The house receiver, in a cabinet that had cost the boys much painstaking
labor, was set by a window and, after Grace and Skeets had been
instructed how to tune the instrument to varying wave lengths, they and
good Mrs. Hooper enjoyed many delightful periods of listening in, all
zealously consulting the published programs from the great broadcasting
stations.
The other outfit made by the boys, which, except the elaborate box and
stand, was an exact duplicate of the Hooper receiver, was taken to the
Brown cottage. Gus insisted that Bill had the best right to it, and as
the Griers and Mrs. Brown had long been the best of friends and lived
almost next door to each other, all the members of the carpenter's
family would be welcome to listen in whenever they wanted to.

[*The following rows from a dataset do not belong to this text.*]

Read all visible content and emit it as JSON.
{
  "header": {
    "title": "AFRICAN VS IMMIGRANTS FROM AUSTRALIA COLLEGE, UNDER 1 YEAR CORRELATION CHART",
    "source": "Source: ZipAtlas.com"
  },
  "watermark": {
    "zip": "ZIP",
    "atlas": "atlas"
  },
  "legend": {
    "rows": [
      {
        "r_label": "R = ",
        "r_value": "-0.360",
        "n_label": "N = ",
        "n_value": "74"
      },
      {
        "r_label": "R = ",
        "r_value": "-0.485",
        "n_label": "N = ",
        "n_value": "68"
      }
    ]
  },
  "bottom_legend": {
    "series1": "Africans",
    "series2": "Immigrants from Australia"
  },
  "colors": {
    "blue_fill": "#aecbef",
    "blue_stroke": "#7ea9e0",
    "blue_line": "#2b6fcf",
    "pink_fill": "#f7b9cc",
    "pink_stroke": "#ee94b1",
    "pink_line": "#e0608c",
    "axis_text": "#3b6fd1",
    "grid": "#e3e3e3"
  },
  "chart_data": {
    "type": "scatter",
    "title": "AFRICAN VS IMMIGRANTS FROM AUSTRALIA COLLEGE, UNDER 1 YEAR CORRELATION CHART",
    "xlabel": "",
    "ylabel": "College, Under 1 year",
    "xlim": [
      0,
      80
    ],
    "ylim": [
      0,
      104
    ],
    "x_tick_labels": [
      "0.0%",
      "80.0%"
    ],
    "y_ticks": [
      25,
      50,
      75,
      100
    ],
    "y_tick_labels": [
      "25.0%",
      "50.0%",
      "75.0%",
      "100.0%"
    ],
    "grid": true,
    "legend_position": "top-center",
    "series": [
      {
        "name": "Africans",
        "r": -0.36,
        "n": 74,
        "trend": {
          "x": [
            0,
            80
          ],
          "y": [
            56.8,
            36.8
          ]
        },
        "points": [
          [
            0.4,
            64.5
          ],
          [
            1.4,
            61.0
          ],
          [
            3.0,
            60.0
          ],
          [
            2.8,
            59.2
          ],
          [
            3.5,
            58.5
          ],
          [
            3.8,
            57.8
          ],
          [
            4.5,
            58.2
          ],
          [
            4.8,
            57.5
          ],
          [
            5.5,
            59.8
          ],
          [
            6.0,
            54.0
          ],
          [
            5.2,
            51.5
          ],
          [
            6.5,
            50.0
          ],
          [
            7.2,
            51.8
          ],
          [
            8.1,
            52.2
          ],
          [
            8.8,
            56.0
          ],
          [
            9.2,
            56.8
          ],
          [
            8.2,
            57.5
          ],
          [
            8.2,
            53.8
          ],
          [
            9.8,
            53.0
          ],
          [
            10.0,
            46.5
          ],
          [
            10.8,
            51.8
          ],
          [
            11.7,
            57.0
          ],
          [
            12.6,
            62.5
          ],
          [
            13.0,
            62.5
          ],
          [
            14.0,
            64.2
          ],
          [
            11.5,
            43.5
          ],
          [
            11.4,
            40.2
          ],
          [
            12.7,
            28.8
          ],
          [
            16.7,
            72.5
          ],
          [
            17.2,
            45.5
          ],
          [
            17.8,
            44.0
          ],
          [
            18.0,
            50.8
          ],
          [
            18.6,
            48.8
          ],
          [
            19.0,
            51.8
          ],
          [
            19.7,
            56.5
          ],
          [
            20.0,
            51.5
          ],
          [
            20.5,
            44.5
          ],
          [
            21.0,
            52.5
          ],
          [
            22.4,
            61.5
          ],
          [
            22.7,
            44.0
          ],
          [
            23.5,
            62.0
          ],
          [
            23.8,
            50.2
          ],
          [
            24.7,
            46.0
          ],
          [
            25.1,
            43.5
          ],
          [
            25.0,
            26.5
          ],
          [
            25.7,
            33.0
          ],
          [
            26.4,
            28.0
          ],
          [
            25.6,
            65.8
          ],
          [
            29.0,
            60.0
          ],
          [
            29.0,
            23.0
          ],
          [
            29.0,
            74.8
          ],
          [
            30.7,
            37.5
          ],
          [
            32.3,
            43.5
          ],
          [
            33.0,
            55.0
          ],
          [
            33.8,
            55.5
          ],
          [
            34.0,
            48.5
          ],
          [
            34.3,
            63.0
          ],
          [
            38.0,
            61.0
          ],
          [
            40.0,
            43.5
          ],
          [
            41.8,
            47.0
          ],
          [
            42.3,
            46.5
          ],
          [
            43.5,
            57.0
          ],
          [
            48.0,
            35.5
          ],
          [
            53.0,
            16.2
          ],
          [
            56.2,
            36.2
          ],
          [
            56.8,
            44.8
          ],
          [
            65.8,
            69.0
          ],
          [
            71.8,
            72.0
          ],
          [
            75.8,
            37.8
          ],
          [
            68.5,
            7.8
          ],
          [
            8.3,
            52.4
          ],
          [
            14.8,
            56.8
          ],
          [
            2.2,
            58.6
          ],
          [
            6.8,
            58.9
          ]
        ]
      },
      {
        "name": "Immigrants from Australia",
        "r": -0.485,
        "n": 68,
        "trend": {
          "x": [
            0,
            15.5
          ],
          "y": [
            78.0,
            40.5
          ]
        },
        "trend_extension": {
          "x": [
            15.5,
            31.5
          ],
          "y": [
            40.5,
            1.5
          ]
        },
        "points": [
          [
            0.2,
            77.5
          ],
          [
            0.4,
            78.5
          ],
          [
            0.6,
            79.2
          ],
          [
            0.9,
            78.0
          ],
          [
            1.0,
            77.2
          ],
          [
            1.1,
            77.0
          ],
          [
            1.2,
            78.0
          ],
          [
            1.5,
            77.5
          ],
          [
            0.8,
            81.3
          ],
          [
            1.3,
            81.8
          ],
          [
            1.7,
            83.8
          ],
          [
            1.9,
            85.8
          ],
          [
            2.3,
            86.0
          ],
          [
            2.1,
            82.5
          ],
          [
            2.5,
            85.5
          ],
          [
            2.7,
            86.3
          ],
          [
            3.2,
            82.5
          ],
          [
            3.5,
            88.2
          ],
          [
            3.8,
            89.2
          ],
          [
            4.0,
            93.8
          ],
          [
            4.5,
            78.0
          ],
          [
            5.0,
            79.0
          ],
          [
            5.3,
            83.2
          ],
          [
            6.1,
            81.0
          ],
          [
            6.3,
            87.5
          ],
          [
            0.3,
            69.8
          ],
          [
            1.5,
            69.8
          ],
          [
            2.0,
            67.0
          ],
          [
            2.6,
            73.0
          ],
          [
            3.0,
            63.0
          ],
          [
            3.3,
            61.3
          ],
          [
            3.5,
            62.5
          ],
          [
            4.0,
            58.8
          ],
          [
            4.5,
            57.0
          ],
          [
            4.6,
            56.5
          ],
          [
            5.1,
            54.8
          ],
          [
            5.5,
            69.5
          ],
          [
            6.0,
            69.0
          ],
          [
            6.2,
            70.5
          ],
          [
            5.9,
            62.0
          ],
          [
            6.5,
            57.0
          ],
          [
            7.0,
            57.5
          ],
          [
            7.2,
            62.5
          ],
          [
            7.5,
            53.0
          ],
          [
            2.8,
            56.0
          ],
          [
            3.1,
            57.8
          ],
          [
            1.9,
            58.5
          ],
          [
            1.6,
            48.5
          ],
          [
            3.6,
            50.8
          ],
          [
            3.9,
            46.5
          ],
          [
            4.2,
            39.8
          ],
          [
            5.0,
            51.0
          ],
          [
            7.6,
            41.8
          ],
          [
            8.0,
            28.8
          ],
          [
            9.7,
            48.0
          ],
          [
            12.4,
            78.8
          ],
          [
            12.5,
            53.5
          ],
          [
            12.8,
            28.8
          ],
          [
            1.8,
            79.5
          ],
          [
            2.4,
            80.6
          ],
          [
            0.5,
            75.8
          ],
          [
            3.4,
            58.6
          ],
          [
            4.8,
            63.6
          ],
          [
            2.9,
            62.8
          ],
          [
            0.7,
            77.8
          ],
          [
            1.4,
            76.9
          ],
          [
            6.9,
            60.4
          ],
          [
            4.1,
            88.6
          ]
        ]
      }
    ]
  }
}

The little
evening gatherings at certain times for this purpose were both mirthful
and delightful.
The boys' aerial was a three-wire affair, stretching forty feet, and
erected in much the same way as that at the Hooper house, except that
one mast had to be put up as high as the gable end of the cottage, which
was the other support, thirty-five feet high.
Then, when the announcement was made that the talks on Edison were to be
repeated, Bill and Gus told the class and others of their friends, so
the Hoopers came also, the merry crowd filling the Brown living-room.